Supervisor Zev Yaroslavsky speaks during Tuesday's Board of Supervisors… (Gary Friedman, Los Angeles…)
Responding to concerns that plans to rebuild the Los Angeles County Museum of Art could result in environmental damage to the La Brea Tar Pits, county leaders voted Tuesday to ask representatives from both landmarks to present details about the proposal to the Board of Supervisors within the next 45 days.
But the vote came after some acrimony between Supervisors Zev Yaroslavsky and Mike Antonovich, after Antonovich raised the matter.
"The board has not been given the courtesy of a briefing. Consequently, the broader public has not heard about the plans," Antonovich said, putting forward a motion that county workers report back with information about the proposal and its potential effects.
Yaroslavsky bristled, noting that all the supervisors and their staff had been invited to see a model of the plans at the museum, and that it was premature to know of any potential damage on the tar pits.

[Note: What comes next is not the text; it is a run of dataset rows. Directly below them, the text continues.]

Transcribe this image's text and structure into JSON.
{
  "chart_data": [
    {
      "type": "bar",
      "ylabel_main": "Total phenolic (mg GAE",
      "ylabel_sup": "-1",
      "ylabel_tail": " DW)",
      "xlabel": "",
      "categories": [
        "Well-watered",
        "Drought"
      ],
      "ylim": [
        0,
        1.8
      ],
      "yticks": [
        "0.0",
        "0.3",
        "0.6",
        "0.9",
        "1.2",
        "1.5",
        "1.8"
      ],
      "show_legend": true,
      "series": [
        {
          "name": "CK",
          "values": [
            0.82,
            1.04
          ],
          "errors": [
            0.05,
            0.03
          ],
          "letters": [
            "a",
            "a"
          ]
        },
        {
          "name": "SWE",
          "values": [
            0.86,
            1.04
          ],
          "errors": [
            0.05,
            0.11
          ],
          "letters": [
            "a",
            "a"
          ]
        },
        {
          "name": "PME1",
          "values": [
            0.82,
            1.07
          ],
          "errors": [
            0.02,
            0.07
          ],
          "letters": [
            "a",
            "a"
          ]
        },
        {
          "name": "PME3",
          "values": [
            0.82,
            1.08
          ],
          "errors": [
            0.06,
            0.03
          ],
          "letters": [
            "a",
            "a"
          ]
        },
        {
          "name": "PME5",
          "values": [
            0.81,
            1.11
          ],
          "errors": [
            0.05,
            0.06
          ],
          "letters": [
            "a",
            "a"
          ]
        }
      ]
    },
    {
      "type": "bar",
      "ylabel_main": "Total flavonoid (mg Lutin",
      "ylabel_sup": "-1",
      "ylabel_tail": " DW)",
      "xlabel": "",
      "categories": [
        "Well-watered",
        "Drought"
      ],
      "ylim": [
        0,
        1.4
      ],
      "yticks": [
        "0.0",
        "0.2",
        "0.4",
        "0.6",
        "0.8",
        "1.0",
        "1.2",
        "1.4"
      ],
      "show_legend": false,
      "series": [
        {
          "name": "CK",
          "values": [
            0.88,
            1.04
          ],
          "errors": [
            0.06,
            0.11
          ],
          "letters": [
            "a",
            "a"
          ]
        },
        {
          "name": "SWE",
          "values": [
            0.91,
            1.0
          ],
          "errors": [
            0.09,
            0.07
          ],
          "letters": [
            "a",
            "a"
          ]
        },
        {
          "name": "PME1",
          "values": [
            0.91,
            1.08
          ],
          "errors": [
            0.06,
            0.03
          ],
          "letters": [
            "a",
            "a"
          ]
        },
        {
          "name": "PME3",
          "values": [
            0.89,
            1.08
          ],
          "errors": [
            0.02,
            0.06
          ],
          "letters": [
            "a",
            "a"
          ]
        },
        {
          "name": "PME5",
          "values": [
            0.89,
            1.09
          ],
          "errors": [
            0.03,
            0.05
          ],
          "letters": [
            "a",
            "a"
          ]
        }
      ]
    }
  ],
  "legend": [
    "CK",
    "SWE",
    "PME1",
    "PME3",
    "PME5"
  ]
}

"I appreciate Mr. Antonovich's incredible interest in things well beyond his district, but he's entitled," the West Los Angeles supervisor said. "In all seriousness, this issue has been widely discussed. Every member of this board has been invited to the museum to see the model," which is too big to fit in the board room.
After the two supervisors bickered a few minutes more, the board voted 4-0 to request a presentation within 30 to 45 days, with the understanding that the proposal is preliminary and that some information will not yet be available.
The supervisors' discussion came after the chief curator of the Page Museum, the county natural history museum at the La Brea Tar Pits, expressed concerns that a planned reimagining of the nearby Los Angeles County Museum of Art could negatively impact the site.
A proposed design by Swiss architect Peter Zumthor would replace four of LACMA's buildings with a central building designed to resemble, from above, a splatter of tar.
Curator John Harris told The Times he was concerned that the construction would block off light and rain, affecting vegetation at the tar pits.
The project's groundbreaking is still years away.